As the world polarizes and redefines globalisation, supply chains will get shorter and increasingly prioritise local content as do consumers. Food and strategic supply management will certainly fare also high on top of the governments’ agenda. Relying on – potentially easily disrupted – long and complex supply chains is now increasingly seen as a weakness that needs to be corrected. This will create both opportunities and difficulties. Opportunities for traders able to take advantage of such new strategic imperative, either as suppliers or hoarders, able to answer growing supply security concerns, shortening or diversifying their supply chains. Difficulties, insofar banks, as part of their own strategic imperative shift, are refocussing their scarcer resources on fewer markets.
They will therefore be less prone to support overstretched supply chains unless this is deemed strategic (such as in Japan or China). Commodity traders will find it increasingly difficult to attract banks in pre-financing their suppliers if located in geographies perceived as high risk. They will have to either commit more of their own resources to provide this essential support or partner with alternative financiers such as credit funds attracted by higher yields.

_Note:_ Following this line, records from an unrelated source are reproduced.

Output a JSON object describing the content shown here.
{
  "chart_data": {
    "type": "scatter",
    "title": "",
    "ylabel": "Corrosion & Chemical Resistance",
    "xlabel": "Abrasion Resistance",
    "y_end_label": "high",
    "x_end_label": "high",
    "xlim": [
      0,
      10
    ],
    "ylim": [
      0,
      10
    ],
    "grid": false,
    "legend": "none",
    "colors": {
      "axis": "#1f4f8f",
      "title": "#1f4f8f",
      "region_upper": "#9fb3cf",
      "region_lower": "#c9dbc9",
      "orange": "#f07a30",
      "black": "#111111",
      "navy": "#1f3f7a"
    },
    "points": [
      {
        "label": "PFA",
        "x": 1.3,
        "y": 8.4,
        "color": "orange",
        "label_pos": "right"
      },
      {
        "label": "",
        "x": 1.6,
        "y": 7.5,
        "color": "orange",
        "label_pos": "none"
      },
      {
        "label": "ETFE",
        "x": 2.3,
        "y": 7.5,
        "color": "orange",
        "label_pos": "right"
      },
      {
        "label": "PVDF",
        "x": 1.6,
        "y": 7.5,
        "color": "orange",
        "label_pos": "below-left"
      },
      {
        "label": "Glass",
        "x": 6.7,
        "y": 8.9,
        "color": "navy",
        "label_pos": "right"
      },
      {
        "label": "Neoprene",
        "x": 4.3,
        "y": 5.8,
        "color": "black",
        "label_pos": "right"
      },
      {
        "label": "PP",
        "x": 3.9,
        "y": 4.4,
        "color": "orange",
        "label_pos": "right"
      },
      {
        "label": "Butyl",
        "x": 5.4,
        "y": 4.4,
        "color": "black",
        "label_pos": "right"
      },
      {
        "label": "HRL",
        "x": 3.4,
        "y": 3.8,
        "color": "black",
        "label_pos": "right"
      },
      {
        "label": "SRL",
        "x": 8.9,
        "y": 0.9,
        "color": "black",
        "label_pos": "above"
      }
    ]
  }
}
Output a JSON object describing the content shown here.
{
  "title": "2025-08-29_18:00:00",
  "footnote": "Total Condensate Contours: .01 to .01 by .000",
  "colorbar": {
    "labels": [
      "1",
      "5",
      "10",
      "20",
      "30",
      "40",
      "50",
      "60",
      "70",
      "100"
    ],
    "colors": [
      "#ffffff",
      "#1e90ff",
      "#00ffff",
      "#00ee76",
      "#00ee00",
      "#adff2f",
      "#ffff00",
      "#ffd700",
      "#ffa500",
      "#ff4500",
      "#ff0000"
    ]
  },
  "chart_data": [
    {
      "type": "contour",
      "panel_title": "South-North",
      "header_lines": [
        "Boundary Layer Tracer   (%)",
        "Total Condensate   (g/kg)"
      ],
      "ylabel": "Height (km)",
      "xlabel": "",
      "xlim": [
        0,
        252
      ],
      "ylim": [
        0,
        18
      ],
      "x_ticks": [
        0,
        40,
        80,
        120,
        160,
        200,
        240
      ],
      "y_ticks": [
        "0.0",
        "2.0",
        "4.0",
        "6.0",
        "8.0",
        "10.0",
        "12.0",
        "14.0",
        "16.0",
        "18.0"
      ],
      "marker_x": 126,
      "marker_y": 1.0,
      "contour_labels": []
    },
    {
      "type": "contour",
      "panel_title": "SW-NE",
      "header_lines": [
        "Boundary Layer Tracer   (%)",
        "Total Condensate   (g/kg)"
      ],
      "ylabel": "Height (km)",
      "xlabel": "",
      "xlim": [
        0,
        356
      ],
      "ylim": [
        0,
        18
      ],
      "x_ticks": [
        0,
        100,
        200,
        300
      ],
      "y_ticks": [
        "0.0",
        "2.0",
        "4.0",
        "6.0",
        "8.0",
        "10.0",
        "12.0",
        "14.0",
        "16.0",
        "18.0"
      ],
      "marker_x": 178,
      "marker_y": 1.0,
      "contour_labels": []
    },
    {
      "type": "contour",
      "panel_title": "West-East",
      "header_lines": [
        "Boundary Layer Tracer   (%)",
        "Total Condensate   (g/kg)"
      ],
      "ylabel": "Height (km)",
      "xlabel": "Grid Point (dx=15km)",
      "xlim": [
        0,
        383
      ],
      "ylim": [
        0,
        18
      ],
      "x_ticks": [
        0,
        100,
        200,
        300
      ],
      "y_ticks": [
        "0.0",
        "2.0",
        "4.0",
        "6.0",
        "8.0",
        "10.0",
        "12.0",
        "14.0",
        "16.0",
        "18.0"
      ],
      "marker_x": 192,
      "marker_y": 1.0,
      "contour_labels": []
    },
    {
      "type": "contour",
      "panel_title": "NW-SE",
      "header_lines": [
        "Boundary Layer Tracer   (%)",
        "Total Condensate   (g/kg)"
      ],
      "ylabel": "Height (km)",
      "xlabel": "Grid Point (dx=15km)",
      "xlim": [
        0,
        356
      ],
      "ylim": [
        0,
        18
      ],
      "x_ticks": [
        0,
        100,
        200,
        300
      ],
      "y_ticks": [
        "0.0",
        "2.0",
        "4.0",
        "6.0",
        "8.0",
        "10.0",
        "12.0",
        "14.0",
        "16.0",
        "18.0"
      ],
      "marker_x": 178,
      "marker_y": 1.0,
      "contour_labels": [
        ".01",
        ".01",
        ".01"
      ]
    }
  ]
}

So are we really back to fundamentals? Should not the question rather be “what are the new fundamentals in the making?” We are living through extraordinary times and should heed the changes that are taking place. With an overarching challenge. Market places have become increasingly transparent. Secrets do not last long in a social media environment and recent events show that collective uproar can put strategies or even companies down, with little ability to rebuild a shattered reputation. A whole sector can be very quickly harmed by individual behaviour. The only valid response is to strive towards the best standards and to communicate with the key stakeholders and primarily banks in the most open and transparent manner. Never have we lived through such a powerful looking glass. In an industry so long shrouded in secrecy, this is probably the most difficult challenge, but there is no alternative.